I was excited by the idea of making things at the right speed, savouring the hours and minutes rather than just counting them.
Doing everything as well as possible, instead of as fast as possible.
It has evolved from using a knife, axe and hook knife, mainly hand carving spoons from whatever space wasn’t taken up by my son or partner, to a dedicated workshop, with an outside carving space, with an ever increasing array of traditional and contemporary woodworking tools and materials.
What is your starting point when you're designing items?
I play around with the basic shape of the design on paper and then start to look at how waste can be designed out and turned into another product i.e. if there is a circular handle hole in a serving board I can halve the offcuts and create a semi circular brush handle.
I design out as much waste in each design so that I can maximise the material and use the small amount of waste in our packaging or compost it.
Tell us about your working methods, the tools you use and where you source materials for your goods from…
I taught myself to carve a spoon using just an axe, a knife and a hook knife, a bent knife that gouges the bowl of a spoon, and I’m naturally drawn to working with hand tools and using traditional techniques.
Broom handles are made using a spokeshave (a tool dating back to the 16th century) or drawknife on a shave horse and can be created almost as quickly as using a lathe.
Brush stock (brush handles) is often turned on a lathe and the bristles, made from natural plant fibre, threaded together and finished using a home made combination of flax oil and local organic beeswax to protect the wood.
All of our timber is locally sourced. For smaller work we use wood collected from local arborists that would otherwise be use as biomass or storm fallen woodland timber - always with permission from the land owner.
For larger pieces we use local sawmills who use locally felled trees - many sawmills import wood from Europe.
I use plant based brush fibre which is harvested by hand, usually by family run businesses: tampico fibre from the Agave plant, Gumati from palm trees, coco fibre from coconut husks and broom reed.
Where are Slow Made Goods available from?

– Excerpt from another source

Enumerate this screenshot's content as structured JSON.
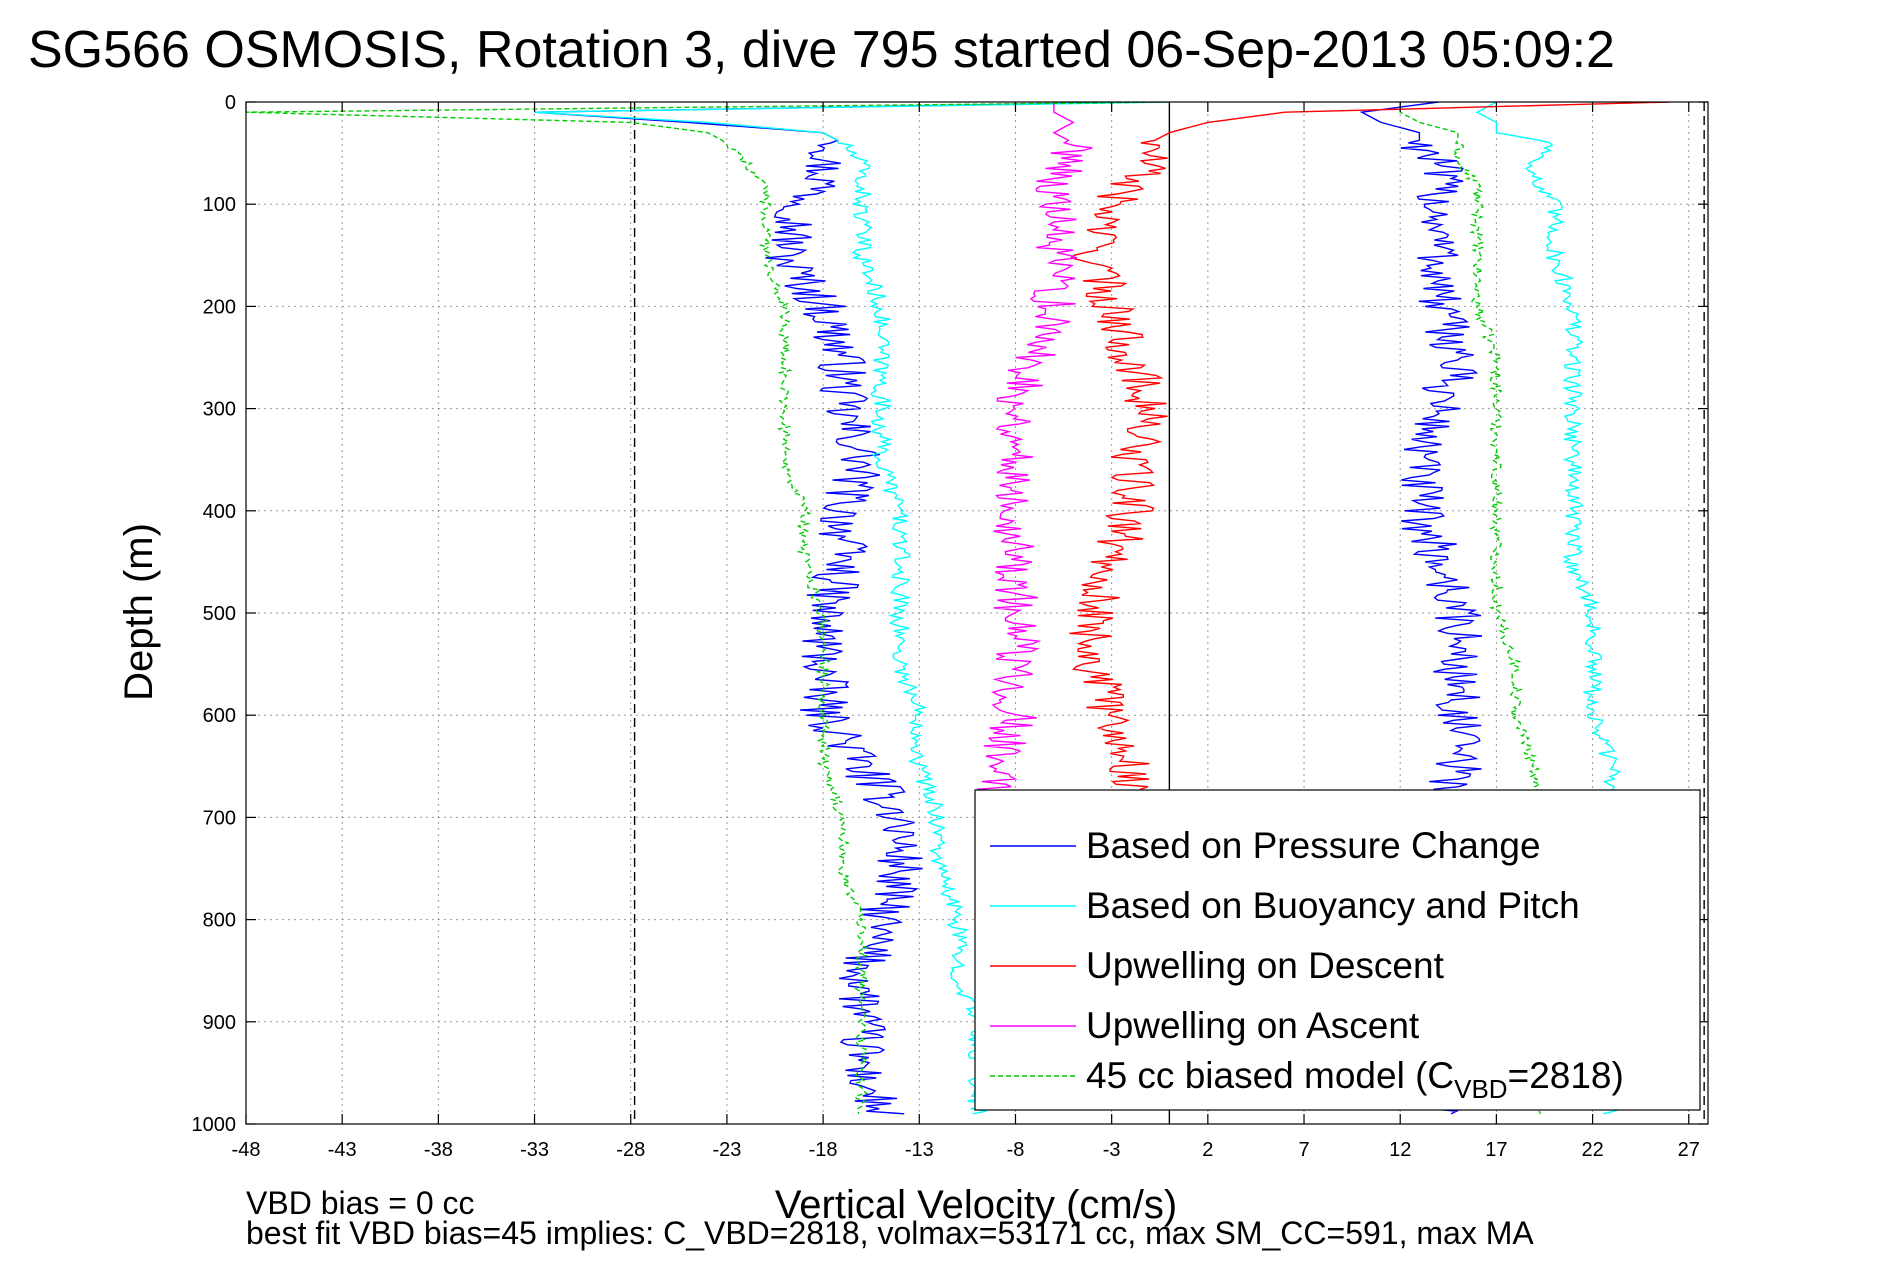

I work on small batch collections that we launch on the website (slowmadegoods.com) every couple of months - I always recommend customers sign up to our newsletter to receive shop updates as they usually sell out within 48 hours.
A limited collection of work is available from a selection of independent retailers, including East Anglian stockists The Merchant's Table in Woodbridge, Settle at Shropham, Atwin in Norwich and Make Holt.